This woman has treated you very badly. I think she is in denial and accuses you of "seeing things" and believing you are a malicious gossip. She's living a lie. Sounds funny to say it in that context, but she is. Given the choice of believing the truth and believing what she wants to believe, she chose Door Number Two.

This woman was not your friend in the first place. I don't wonder that you have become shy and socially worried. It's difficult for me to imagine the "Mean Girls syndrome," where socially awkward people are culled from the herd and left outcast, but you sound like you were victimized by that all your life.

Sometimes I wonder if you have tried too hard throughout your life to please other people. Takes someone like that to know someone like that, but I'll bet you have done what I've done and it hurts you terribly to ask for bread and receive a stone for your efforts.

Can't imagine that your orientation has anything to do with this, unless this other woman is prejudiced against you for your orientation in the first place. She might think you are less than human because you are "different." I debated whether to put the quote marks around different, since you're different from a lot of people -- just not in THAT way. Do you know Shylock's speech of "Hath not a Jew eyes ... if you prick us, do we not bleed ..." et cetera? You are in the same situation because you are not of the mainstream, but you are as human as he and as sensitive as he is. You were wronged, as he also said in the speech, and you took revenge, but being you all the revenge you wanted was to stay as far away from this person as possible. No wonder! Although I'd like to hear her take on the story to give her some justice (to see her dig herself into a bigger hole?), you reacted with characteristic mildness to what she said.

There are lots of equivalents to "Grow a pair" (of testicles). The one I hear the most is to get more assertiveness training and stand up for myself so I can go and accomplish what I want to accomplish. From what I hear you say, you wish for assertiveness too but have trouble with feeling like it's aggressive behavior and hurting people. I really really know what it's like to drive off a friend because of my beliefs and I hate it, but moving on and being truthful to yourself is something to be commended. Since this woman is a work colleague, you can hardly shun her but there is no need for you to be any more than professionally polite to her. Her loss.

Take care. Some people see who you are and love you.''
Thanks for the reply.
Most points of what you have said already coincide with my friends' opinion about it. It made me feel much better. You have pointed out some things that i need to work on, and you've done it without sounding hurtful. I'll definitely start working on being more assertive, though i've started doing so subconsciously almost since the day 1 of my job.
Thank you for being so understanding.
Something like this has probably happened to all of us at some point.

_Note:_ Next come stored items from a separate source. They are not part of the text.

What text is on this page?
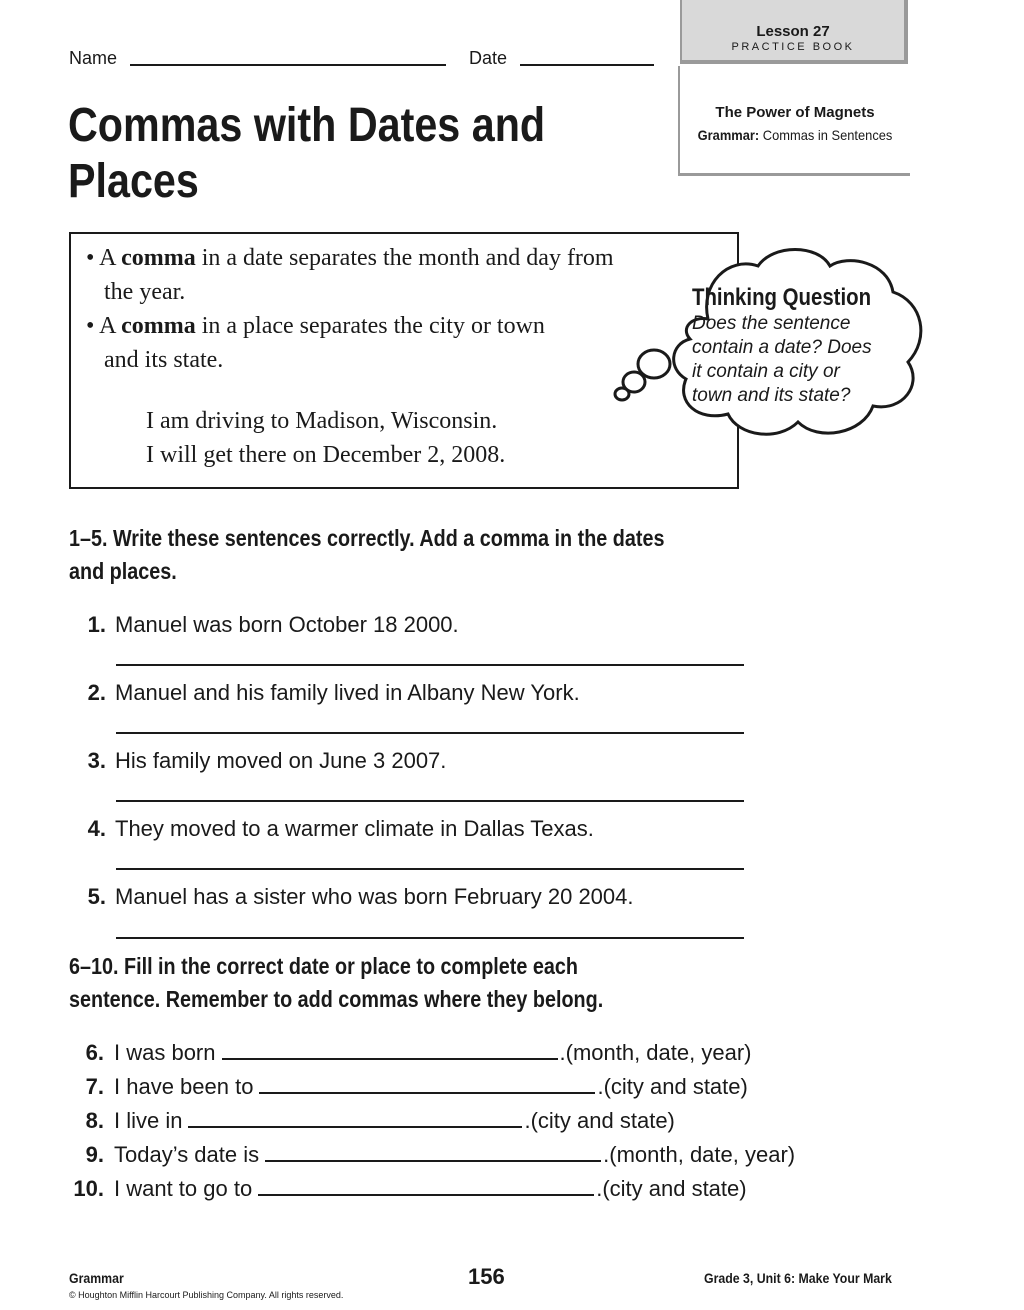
Lesson 27
PRACTICE BOOK
The Power of Magnets
Grammar: Commas in Sentences
Name	Date
Commas with Dates and
Places
• A comma in a date separates the month and day from
the year.
• A comma in a place separates the city or town
and its state.
I am driving to Madison, Wisconsin.
I will get there on December 2, 2008.
Thinking Question
Does the sentence
contain a date? Does
it contain a city or
town and its state?
1–5. Write these sentences correctly. Add a comma in the dates
and places.
1. Manuel was born October 18 2000.
2. Manuel and his family lived in Albany New York.
3. His family moved on June 3 2007.
4. They moved to a warmer climate in Dallas Texas.
5. Manuel has a sister who was born February 20 2004.
6–10. Fill in the correct date or place to complete each
sentence. Remember to add commas where they belong.
6. I was born	.(month, date, year)
7. I have been to	.(city and state)
8. I live in	.(city and state)
9. Today’s date is	.(month, date, year)
10. I want to go to	.(city and state)
Grammar	156	Grade 3, Unit 6: Make Your Mark
© Houghton Mifflin Harcourt Publishing Company. All rights reserved.
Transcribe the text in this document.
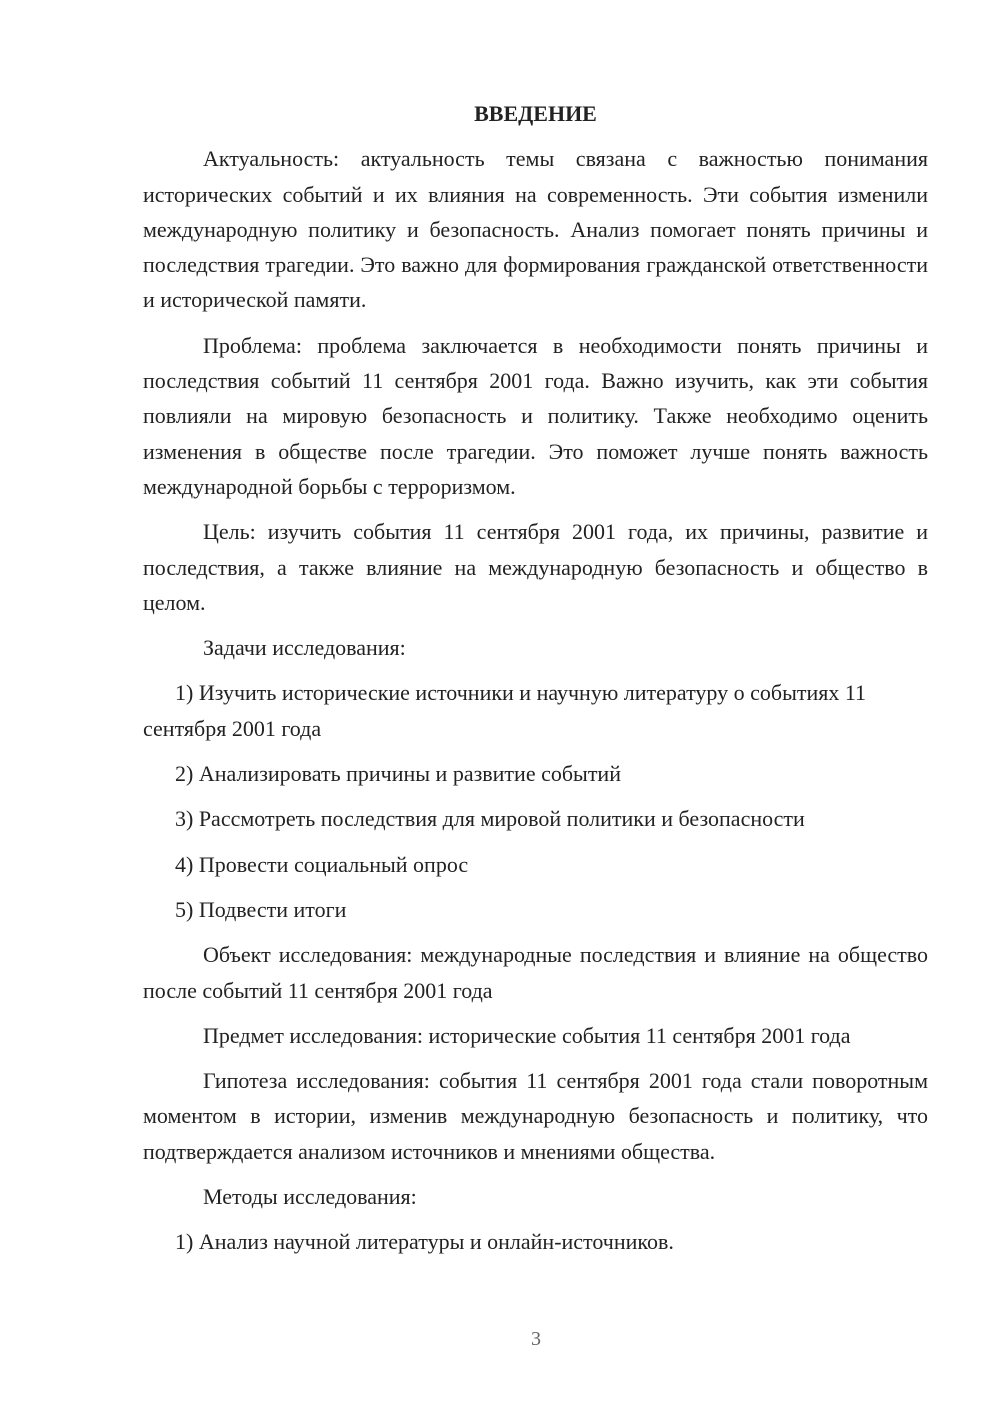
ВВЕДЕНИЕ

Актуальность: актуальность темы связана с важностью понимания исторических событий и их влияния на современность. Эти события изменили международную политику и безопасность. Анализ помогает понять причины и последствия трагедии. Это важно для формирования гражданской ответственности и исторической памяти.

Проблема: проблема заключается в необходимости понять причины и последствия событий 11 сентября 2001 года. Важно изучить, как эти события повлияли на мировую безопасность и политику. Также необходимо оценить изменения в обществе после трагедии. Это поможет лучше понять важность международной борьбы с терроризмом.

Цель: изучить события 11 сентября 2001 года, их причины, развитие и последствия, а также влияние на международную безопасность и общество в целом.

Задачи исследования:

1) Изучить исторические источники и научную литературу о событиях 11 сентября 2001 года

2) Анализировать причины и развитие событий

3) Рассмотреть последствия для мировой политики и безопасности

4) Провести социальный опрос

5) Подвести итоги

Объект исследования: международные последствия и влияние на общество после событий 11 сентября 2001 года

Предмет исследования: исторические события 11 сентября 2001 года

Гипотеза исследования: события 11 сентября 2001 года стали поворотным моментом в истории, изменив международную безопасность и политику, что подтверждается анализом источников и мнениями общества.

Методы исследования:

1) Анализ научной литературы и онлайн-источников.

3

When we try to warn a friend or give them advice about a guy, it's not always appreciated and can sometimes lead to resentment.

In her case, she obviously doesn't want to hear these things about her guy. I'll bet deep within, you've hit a sore spot (red flag) with her because she probably has those kinds of doubts about him already. Girls who date players are always at least somewhat aware or wary of what he might be up to. Right now, she doesn't want to acknowledge them outright because if she does she has to confront the situation. She's probably not ready to do this or contemplate calling him out on it and losing him. So instead she desperately looks for reasons as to why you are wrong and comes up with a truly ridiculous one - "you're not that into guys anyway" - as though this somehow would affect your eyesight or ability to accurately observe two people making out. lol. From there, she may have talked herself further down the rabbit hole and might be thinking you're trying to break them up because you're crushing on her or something. When we don't want to see the truth, we have to find ways to explain it away. That's what she's doing here. Unfortunately you're just on the wrong end of her panicked thought-processes.

At this point, in her mind, she is supporting and standing by her man - and you are against her man - therefore she is against you. I know it sounds ridiculous, but that's where her mind is going. In her warped thinking, being friendly with you is like her consorting with someone who is against her relationship, which she obviously is very wrapped up in at the moment. It also, on some level, makes her feel awkward because she thinks you are probably judging her too for denying the truth and staying with him. So if she avoids you, she's able to secure her happy bubble and not have to be reminded of reality.

I would back off and let her sort through things for a couple of months. I suspect she will slowly start to see more red flags in her relationship and eventually shit will hit the fan and they will probably break-up or she will catch him in the act. Then guess who she will come running to. You, of course - because you already know he's a shady guy and can now commiserate with her, support her, give her advice and rebuild her ego. Wait for it, it's coming. I've been on both sides of this coin and it always ends the same.
Quote by Dancing_Doll
Something like this has probably happened to all of us at some point. When we try to warn a friend or give them advice about a guy, it's not always appreciated and can sometimes lead to resentment.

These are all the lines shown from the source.